Supplements help add essential vitamins and minerals to your dog’s diet and can be used to treat a variety of ailments. The following supplements can be added to your dog’s diet at any stage of life and are generally considered among the best supplements to keep your dog happy and healthy.

Golden paste

Golden paste is a powerhouse supplement. It’s a natural anti-inflammatory and antioxidant, which helps protect the liver from toxins, it can help combat allergies, and is even thought to prevent and treat cancer. 

This supplement can be made easily at home by combining turmeric powder, filtered water, fresh ground black pepper, and coconut or MCT oil. As with any supplement, dosage should start out small and increase to tolerance, up to 20 mg per pound of body weight.

Fish Oil

Have you ever seen a dog with a super-shiny coat? It’s probably because their diet includes fish oil. You can add fish oil to your dog’s diet by way of actual, whole fish such as mackerel or by a store-bought supplement.

Fish oil contains omega-3 fatty acids, a beneficial type of fat that your dog’s body can’t produce on its own. In addition to the benefits this supplement has on your dog’s coat, it’s also great for their heart health and overall immune system. It can help with dry skin and allergies. It can also stave off joint pain and can help fight cancer. 

Apple Cider Vinegar

Apple Cider Vinegar isn’t just a staple for salad dressings. It can also be a great supplement for your dog! Look for the apple cider vinegar containing “The Mother” which has the appropriate enzymes and beneficial bacteria. It will look cloudy in appearance.
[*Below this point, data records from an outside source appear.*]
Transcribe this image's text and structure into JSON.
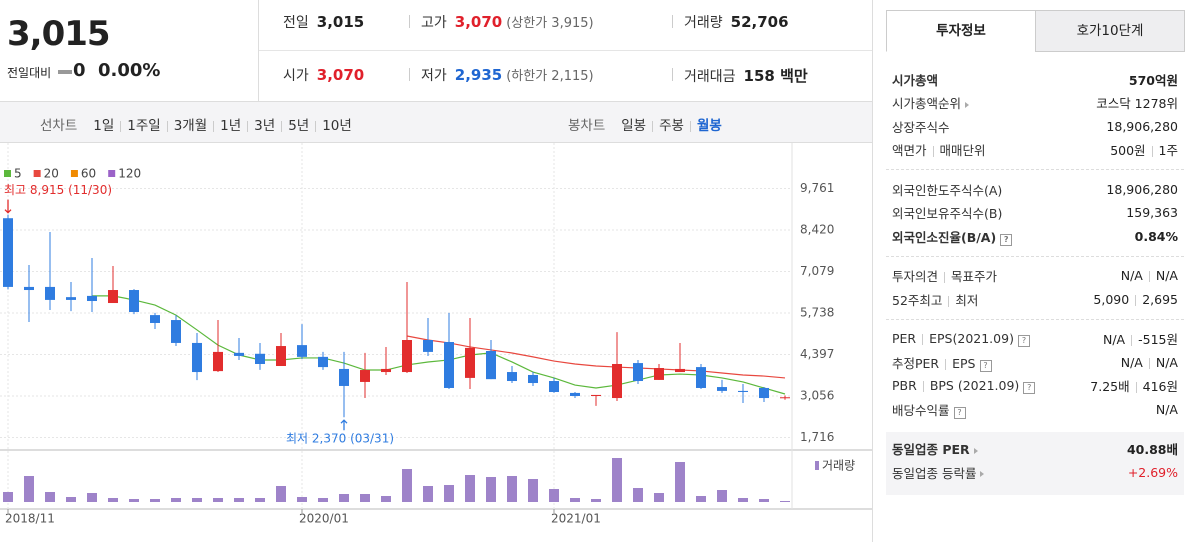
{
  "header": {
    "price": "3,015",
    "change_label": "전일대비",
    "change": "0",
    "change_pct": "0.00%",
    "stats": [
      [
        {
          "label": "전일",
          "value": "3,015"
        },
        {
          "label": "고가",
          "value": "3,070",
          "color": "#e0202b",
          "note": "(상한가 3,915)"
        },
        {
          "label": "거래량",
          "value": "52,706"
        }
      ],
      [
        {
          "label": "시가",
          "value": "3,070",
          "color": "#e0202b"
        },
        {
          "label": "저가",
          "value": "2,935",
          "color": "#1f66d1",
          "note": "(하한가 2,115)"
        },
        {
          "label": "거래대금",
          "value": "158 백만"
        }
      ]
    ]
  },
  "period_bar": {
    "line_label": "선차트",
    "line_options": [
      "1일",
      "1주일",
      "3개월",
      "1년",
      "3년",
      "5년",
      "10년"
    ],
    "candle_label": "봉차트",
    "candle_options": [
      "일봉",
      "주봉",
      "월봉"
    ],
    "selected_index": 2
  },
  "chart_data": {
    "type": "candlestick",
    "categories": [
      "2018/11",
      null,
      null,
      null,
      null,
      null,
      null,
      null,
      null,
      null,
      null,
      null,
      null,
      null,
      "2020/01",
      null,
      null,
      null,
      null,
      null,
      null,
      null,
      null,
      null,
      null,
      null,
      "2021/01",
      null,
      null,
      null,
      null,
      null,
      null,
      null,
      null,
      null,
      null,
      null
    ],
    "open": [
      8800,
      6580,
      6580,
      6250,
      6290,
      6060,
      6480,
      5670,
      5510,
      4770,
      3860,
      4450,
      4420,
      4025,
      4700,
      4320,
      3930,
      3510,
      3830,
      3830,
      4865,
      4800,
      3640,
      4510,
      3830,
      3735,
      3540,
      3155,
      3056,
      2990,
      4120,
      3575,
      3830,
      3990,
      3345,
      3220,
      3315,
      3010
    ],
    "high": [
      8915,
      7288,
      8354,
      6740,
      7515,
      7255,
      6510,
      5740,
      5670,
      5090,
      5510,
      4930,
      4770,
      5090,
      5380,
      4480,
      4480,
      4450,
      4640,
      6740,
      5575,
      5740,
      5575,
      4865,
      4025,
      3830,
      3640,
      3185,
      3090,
      5120,
      4220,
      4090,
      4770,
      4090,
      3575,
      3445,
      3345,
      3070
    ],
    "low": [
      6500,
      5447,
      5835,
      5800,
      5770,
      6060,
      5700,
      5220,
      4670,
      3570,
      3830,
      4220,
      3900,
      4025,
      4250,
      3900,
      2370,
      2990,
      3735,
      3800,
      4350,
      3280,
      3280,
      3600,
      3475,
      3380,
      3155,
      2990,
      2735,
      2895,
      3445,
      3575,
      3830,
      3280,
      3155,
      2830,
      2860,
      2935
    ],
    "close": [
      6580,
      6480,
      6160,
      6160,
      6125,
      6480,
      5770,
      5415,
      4770,
      3830,
      4480,
      4350,
      4090,
      4670,
      4320,
      3990,
      3380,
      3895,
      3930,
      4865,
      4480,
      3315,
      4610,
      3600,
      3540,
      3475,
      3185,
      3056,
      3090,
      4090,
      3540,
      3960,
      3930,
      3315,
      3220,
      3185,
      2990,
      3015
    ],
    "up_color": "#e22d2d",
    "down_color": "#2f7ce0",
    "moving_averages": [
      {
        "name": "5",
        "color": "#5cb83c",
        "values": [
          null,
          null,
          null,
          null,
          6290,
          6290,
          6160,
          5995,
          5670,
          5190,
          4700,
          4380,
          4220,
          4220,
          4285,
          4285,
          4120,
          3895,
          3895,
          4060,
          4155,
          4220,
          4380,
          4450,
          4155,
          3830,
          3640,
          3410,
          3315,
          3410,
          3570,
          3735,
          3765,
          3735,
          3640,
          3510,
          3315,
          3120
        ]
      },
      {
        "name": "20",
        "color": "#e8483f",
        "values": [
          null,
          null,
          null,
          null,
          null,
          null,
          null,
          null,
          null,
          null,
          null,
          null,
          null,
          null,
          null,
          null,
          null,
          null,
          null,
          4995,
          4865,
          4770,
          4640,
          4545,
          4445,
          4320,
          4185,
          4090,
          4025,
          3990,
          3960,
          3930,
          3895,
          3865,
          3800,
          3735,
          3700,
          3640
        ]
      },
      {
        "name": "60",
        "color": "#f08a00",
        "values": [
          null,
          null,
          null,
          null,
          null,
          null,
          null,
          null,
          null,
          null,
          null,
          null,
          null,
          null,
          null,
          null,
          null,
          null,
          null,
          null,
          null,
          null,
          null,
          null,
          null,
          null,
          null,
          null,
          null,
          null,
          null,
          null,
          null,
          null,
          null,
          null,
          null,
          null
        ]
      },
      {
        "name": "120",
        "color": "#9b62c8",
        "values": [
          null,
          null,
          null,
          null,
          null,
          null,
          null,
          null,
          null,
          null,
          null,
          null,
          null,
          null,
          null,
          null,
          null,
          null,
          null,
          null,
          null,
          null,
          null,
          null,
          null,
          null,
          null,
          null,
          null,
          null,
          null,
          null,
          null,
          null,
          null,
          null,
          null,
          null
        ]
      }
    ],
    "ylim": [
      1408,
      11004
    ],
    "yticks": [
      {
        "value": 9761,
        "label": "9,761"
      },
      {
        "value": 8420,
        "label": "8,420"
      },
      {
        "value": 7079,
        "label": "7,079"
      },
      {
        "value": 5738,
        "label": "5,738"
      },
      {
        "value": 4397,
        "label": "4,397"
      },
      {
        "value": 3056,
        "label": "3,056"
      },
      {
        "value": 1716,
        "label": "1,716"
      }
    ],
    "grid": true,
    "annotations": [
      {
        "text": "최고 8,915 (11/30)",
        "index": 0,
        "value": 8915,
        "color": "#e22d2d"
      },
      {
        "text": "최저 2,370 (03/31)",
        "index": 16,
        "value": 2370,
        "color": "#2f7ce0"
      }
    ],
    "volume": {
      "label": "거래량",
      "color": "#9e83c9",
      "values": [
        10,
        26,
        10,
        5,
        9,
        4,
        3,
        3,
        4,
        4,
        4,
        4,
        4,
        16,
        5,
        4,
        8,
        8,
        6,
        33,
        16,
        17,
        27,
        25,
        26,
        23,
        13,
        4,
        3,
        44,
        14,
        9,
        40,
        6,
        12,
        4,
        3,
        1
      ]
    }
  },
  "side_panel": {
    "tabs": [
      "투자정보",
      "호가10단계"
    ],
    "selected_tab": 0,
    "groups": [
      {
        "rows": [
          {
            "labels": [
              "시가총액"
            ],
            "values": [
              "570억원"
            ],
            "bold": true
          },
          {
            "labels": [
              "시가총액순위"
            ],
            "arrow": true,
            "values": [
              "코스닥 1278위"
            ]
          },
          {
            "labels": [
              "상장주식수"
            ],
            "values": [
              "18,906,280"
            ]
          },
          {
            "labels": [
              "액면가",
              "매매단위"
            ],
            "values": [
              "500원",
              "1주"
            ]
          }
        ]
      },
      {
        "rows": [
          {
            "labels": [
              "외국인한도주식수(A)"
            ],
            "values": [
              "18,906,280"
            ]
          },
          {
            "labels": [
              "외국인보유주식수(B)"
            ],
            "values": [
              "159,363"
            ]
          },
          {
            "labels": [
              "외국인소진율(B/A)"
            ],
            "help": true,
            "values": [
              "0.84%"
            ],
            "bold": true
          }
        ]
      },
      {
        "rows": [
          {
            "labels": [
              "투자의견",
              "목표주가"
            ],
            "values": [
              "N/A",
              "N/A"
            ]
          },
          {
            "labels": [
              "52주최고",
              "최저"
            ],
            "values": [
              "5,090",
              "2,695"
            ]
          }
        ]
      },
      {
        "rows": [
          {
            "labels": [
              "PER",
              "EPS(2021.09)"
            ],
            "help": true,
            "values": [
              "N/A",
              "-515원"
            ]
          },
          {
            "labels": [
              "추정PER",
              "EPS"
            ],
            "help": true,
            "values": [
              "N/A",
              "N/A"
            ]
          },
          {
            "labels": [
              "PBR",
              "BPS (2021.09)"
            ],
            "help": true,
            "values": [
              "7.25배",
              "416원"
            ]
          },
          {
            "labels": [
              "배당수익률"
            ],
            "help": true,
            "values": [
              "N/A"
            ]
          }
        ]
      },
      {
        "shaded": true,
        "rows": [
          {
            "labels": [
              "동일업종 PER"
            ],
            "arrow": true,
            "values": [
              "40.88배"
            ],
            "bold": true
          },
          {
            "labels": [
              "동일업종 등락률"
            ],
            "arrow": true,
            "values": [
              "+2.69%"
            ],
            "color": "#e0202b"
          }
        ]
      }
    ]
  }
}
Used topically, apple cider vinegar is purported to help with itchy skin, ear infections, and as a flea and tick repellent. When given orally to your dog, it can help regulate blood sugar and blood pressure levels, may help with urinary tract infections, and can help cognitive decline or obesity. It’s also an antimicrobial, which means it can help with bacterial overgrowth. Apple cider vinegar should never be given undiluted, so be sure to mix it in with your dog’s food or water. Dosage will vary by weight. 

Kefir

Dogs need their probiotics too! Thanks to its antifungal properties, Kefir is an excellent supplement for maintaining your dog’s delicate gut health. Similar to yogurt in texture and appearance, kefir is made from fermenting grains that contain yeasts, fungi, and bacteria, and can be made in a variety of ways. It is most commonly made using sheep, cow, or goat’s milk, but can also be made with coconut water for a lactose intolerant pet.
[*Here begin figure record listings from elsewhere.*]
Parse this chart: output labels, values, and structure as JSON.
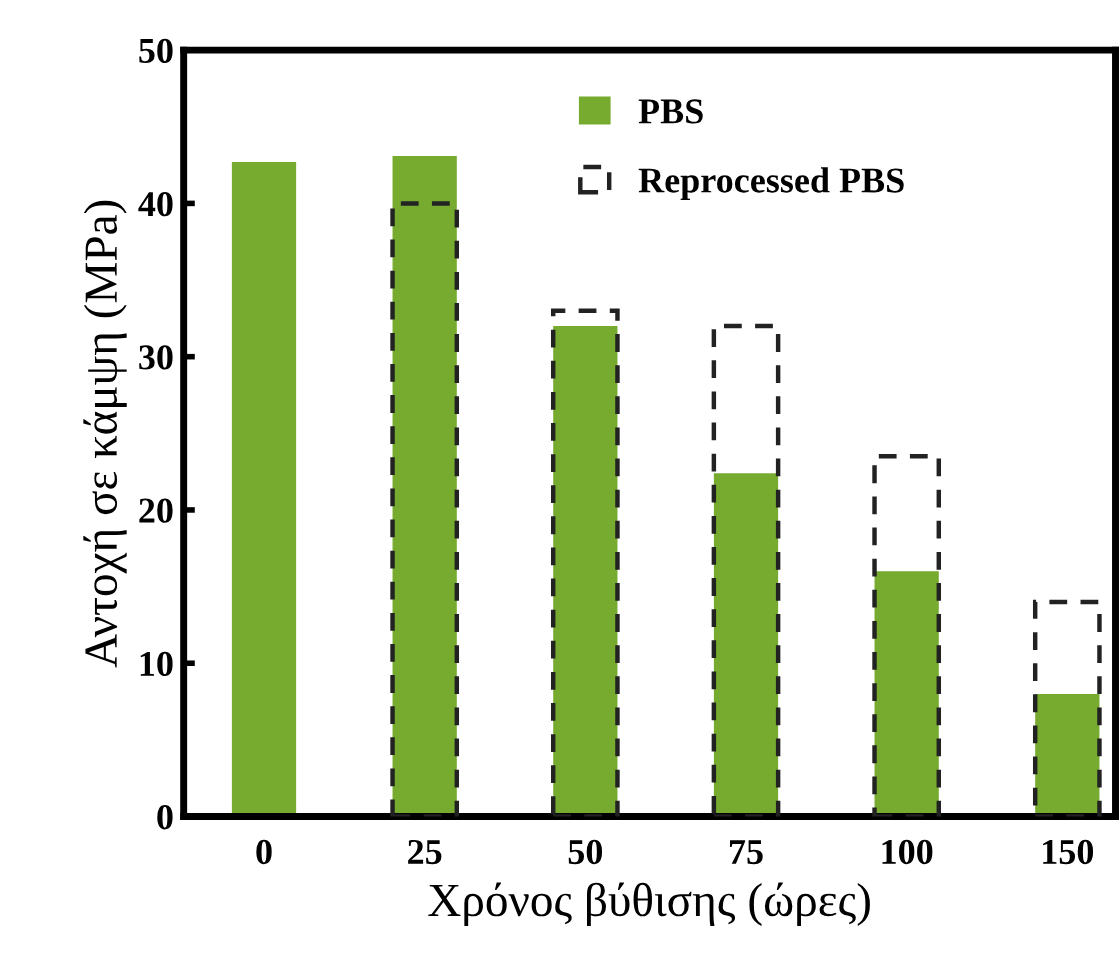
{
  "chart_data": {
    "type": "bar",
    "xlabel": "Χρόνος βύθισης (ώρες)",
    "ylabel": "Αντοχή σε κάμψη (MPa)",
    "categories": [
      "0",
      "25",
      "50",
      "75",
      "100",
      "150"
    ],
    "series": [
      {
        "name": "PBS",
        "color": "#76ab2f",
        "values": [
          42.7,
          43.1,
          32,
          22.4,
          16,
          8
        ]
      },
      {
        "name": "Reprocessed PBS",
        "color": "#222222",
        "line_style": "dashed",
        "values": [
          null,
          40,
          33,
          32,
          23.5,
          14
        ]
      }
    ],
    "ylim": [
      0,
      50
    ],
    "yticks": [
      0,
      10,
      20,
      30,
      40,
      50
    ],
    "grid": false,
    "legend": "top"
  }
}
Given its friendly bacteria load, kefir is best known for its gut-healing properties, but can treat many things. It can prevent bad breath, allergies, and the spread of cancer. It can be used to address joint disease, anemia, pancreatitis, and leaky gut syndrome. It can even help treat canine depression and anxiety. In terms of dosing, it is suggested to give small dogs 1 tsp – 1 tbsp, medium dogs 1-2 tbsp, and large dogs 2-3 tbsp.

Glucosamine

One of the most widely used supplements for dogs is glucosamine. Glucosamine is part of the fluid that makes up joint cushioning and is produced naturally in your dog’s body, however, its production decreases with time as your dog’s cartilage wears down. 

Glucosamine can be derived both naturally from shellfish and artificially through plants in a laboratory, and is made to treat arthritis. It can also be used as a preventative or to help alleviate joint pain. Glucosamine is sold in powders, pills, and chews. 

The bottom line…

If you’re looking to optimize your dog’s diet, supplements might be a helpful addition to your current food regimen. It’s all about finding the right balance, which can be difficult to do with kibble alone. While dietary supplements can be highly effective in treating an array of maladies, keep in mind that they can’t replace regular veterinary care. Supplements are simply one more tool to keep in your back pocket in case your furry friend needs a little extra boost.